Sur le doute sérieux quant à la légalité de la décision :

- les moyens soulevés ne sont pas fondés.

Vu :

- la requête, enregistrée le 21 août 2023 sous le n° 2302807 tendant à l'annulation de la décision attaquée ;

- les autres pièces du dossier.

Vu :

- le code de l'éducation ;

- le code de justice administrative.

La présidente du tribunal a désigné Mme Galle, vice-présidente, pour statuer sur les demandes de référé.

Les parties ont été régulièrement convoquées à l'audience publique du 4 septembre 2023 à 13h30.

Ont été entendus, au cours de l'audience publique :

- le rapport de Mme Galle,

- les observations de M. A, représentant le recteur de l'académie d'Amiens, qui reprend les conclusions et moyens de son mémoire et précise qu'à la suite de la proposition d'affectation en date du 24 août 2023, l'avocat du requérant a contesté cette affectation par courrier ; il souligne que le nouveau lycée d'affectation de l'élève est le plus proche de son domicile à proposer la filière dans laquelle il est inscrit, et dispose d'un internat comme son précédent établissement.

Après avoir prononcé, à l'issue de l'audience, la clôture de l'instruction.

Considérant ce qui suit :

Sur les conclusions présentées au titre de l'article L. 521-1 du code de justice administrative :

1. Aux termes de l'article L. 521-1 du code de justice administrative : " Quand une décision administrative, même de rejet, fait l'objet d'une requête en annulation ou en réformation, le juge des référés, saisi d'une demande en ce sens, peut ordonner la suspension de l'exécution de cette décision, ou de certains de ses effets, lorsque l'urgence le justifie et qu'il est fait état d'un moyen propre à créer, en l'état de l'instruction, un doute sérieux quant à la légalité de la décision () ".

2. En l'état de l'instruction, aucun des moyens soulevés par les requérants, tels que visés

ci-dessus, n'est de nature à créer un doute sérieux sur la légalité de la décision attaquée du

16 juin 2023 par laquelle le recteur de l'académie d'Amiens a confirmé la décision du conseil de discipline portant exclusion définitive de M. E D de son établissement. Par suite, sans qu'il soit besoin d'examiner si la condition d'urgence est remplie, la requête présentée par M. D et Mme B présentée sur le fondement de l'article L. 521-1 du code de justice administrative doit être rejetée, y compris ses conclusions à fin d'injonction sous astreinte.
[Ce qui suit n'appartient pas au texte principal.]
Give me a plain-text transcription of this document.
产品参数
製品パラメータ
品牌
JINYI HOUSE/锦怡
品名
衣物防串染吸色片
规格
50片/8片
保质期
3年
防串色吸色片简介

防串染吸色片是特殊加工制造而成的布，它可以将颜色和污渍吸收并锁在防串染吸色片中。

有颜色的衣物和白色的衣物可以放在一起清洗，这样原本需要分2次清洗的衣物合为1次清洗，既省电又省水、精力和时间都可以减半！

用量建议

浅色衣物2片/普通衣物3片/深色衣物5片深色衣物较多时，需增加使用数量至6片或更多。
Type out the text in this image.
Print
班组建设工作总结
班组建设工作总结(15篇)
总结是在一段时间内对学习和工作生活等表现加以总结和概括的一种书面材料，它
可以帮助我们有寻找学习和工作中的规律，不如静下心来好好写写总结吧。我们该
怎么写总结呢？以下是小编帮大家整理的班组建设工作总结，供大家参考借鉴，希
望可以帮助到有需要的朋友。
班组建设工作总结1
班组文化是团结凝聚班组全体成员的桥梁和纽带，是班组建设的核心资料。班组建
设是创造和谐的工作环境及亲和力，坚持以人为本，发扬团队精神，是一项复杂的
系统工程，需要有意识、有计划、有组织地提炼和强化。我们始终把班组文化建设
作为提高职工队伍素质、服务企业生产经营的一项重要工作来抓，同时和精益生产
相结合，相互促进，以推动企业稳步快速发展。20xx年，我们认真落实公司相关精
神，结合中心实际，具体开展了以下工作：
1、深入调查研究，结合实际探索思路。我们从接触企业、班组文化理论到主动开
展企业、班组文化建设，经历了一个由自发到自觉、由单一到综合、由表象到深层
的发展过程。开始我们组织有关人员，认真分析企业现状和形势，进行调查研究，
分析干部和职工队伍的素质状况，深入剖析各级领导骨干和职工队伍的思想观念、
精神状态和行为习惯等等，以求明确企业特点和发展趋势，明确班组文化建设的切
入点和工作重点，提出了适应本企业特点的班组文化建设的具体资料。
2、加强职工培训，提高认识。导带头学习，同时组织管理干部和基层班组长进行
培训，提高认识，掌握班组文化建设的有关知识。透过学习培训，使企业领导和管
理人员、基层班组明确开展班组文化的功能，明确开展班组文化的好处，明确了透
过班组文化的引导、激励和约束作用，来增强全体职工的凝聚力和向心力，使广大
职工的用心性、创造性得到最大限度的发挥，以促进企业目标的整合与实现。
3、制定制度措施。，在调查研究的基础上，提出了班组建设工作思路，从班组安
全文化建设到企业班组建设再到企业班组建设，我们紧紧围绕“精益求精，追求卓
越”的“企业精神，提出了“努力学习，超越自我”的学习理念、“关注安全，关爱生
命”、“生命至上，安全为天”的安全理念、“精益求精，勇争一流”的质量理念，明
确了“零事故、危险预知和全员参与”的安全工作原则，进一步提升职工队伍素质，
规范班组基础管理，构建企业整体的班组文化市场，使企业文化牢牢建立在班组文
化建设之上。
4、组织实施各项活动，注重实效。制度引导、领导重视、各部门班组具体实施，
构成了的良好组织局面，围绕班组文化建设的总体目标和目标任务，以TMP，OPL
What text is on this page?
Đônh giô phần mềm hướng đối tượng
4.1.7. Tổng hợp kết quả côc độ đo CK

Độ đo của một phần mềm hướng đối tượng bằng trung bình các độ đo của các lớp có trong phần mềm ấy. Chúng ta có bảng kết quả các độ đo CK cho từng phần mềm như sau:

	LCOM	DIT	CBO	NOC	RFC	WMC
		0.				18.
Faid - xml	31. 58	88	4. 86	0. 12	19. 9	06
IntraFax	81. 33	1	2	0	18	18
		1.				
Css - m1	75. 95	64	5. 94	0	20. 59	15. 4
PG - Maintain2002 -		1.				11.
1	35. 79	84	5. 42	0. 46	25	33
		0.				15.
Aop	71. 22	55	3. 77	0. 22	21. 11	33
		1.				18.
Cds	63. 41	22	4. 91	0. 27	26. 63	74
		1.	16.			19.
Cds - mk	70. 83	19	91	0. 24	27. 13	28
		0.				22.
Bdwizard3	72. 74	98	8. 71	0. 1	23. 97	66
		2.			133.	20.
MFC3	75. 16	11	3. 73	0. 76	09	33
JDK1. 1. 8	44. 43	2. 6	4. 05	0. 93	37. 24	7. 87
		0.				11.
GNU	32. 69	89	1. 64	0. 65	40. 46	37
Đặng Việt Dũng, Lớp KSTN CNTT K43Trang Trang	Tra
Sur l'application de l'article L. 761- 1 du code de justice administrative :

3. Les dispositions de l'article L. 761-1 du code de justice administrative font obstacle à ce qu'une somme soit mise à la charge de l'Etat, qui n'est pas partie perdante dans la présente instance.

O R D O N N E:

Article 1er : La requête de M. D et Mme B est rejetée.

Article 2 : La présente ordonnance sera notifiée à M. F D, à Mme C B et au recteur de l'académie d'Amiens.

Fait à Amiens, le 5 septembre 2023.

La juge des référés,

Signé :

C. Galle

La greffière

Signé :

S. Grare

La République mande et ordonne au ministre de l'éducation nationale et de la jeunesse, en ce qui le concerne, ou à tous commissaires de justice à ce requis en ce qui concerne les voies de droit commun contre les parties privées, de pourvoir à l'exécution de la présente décision.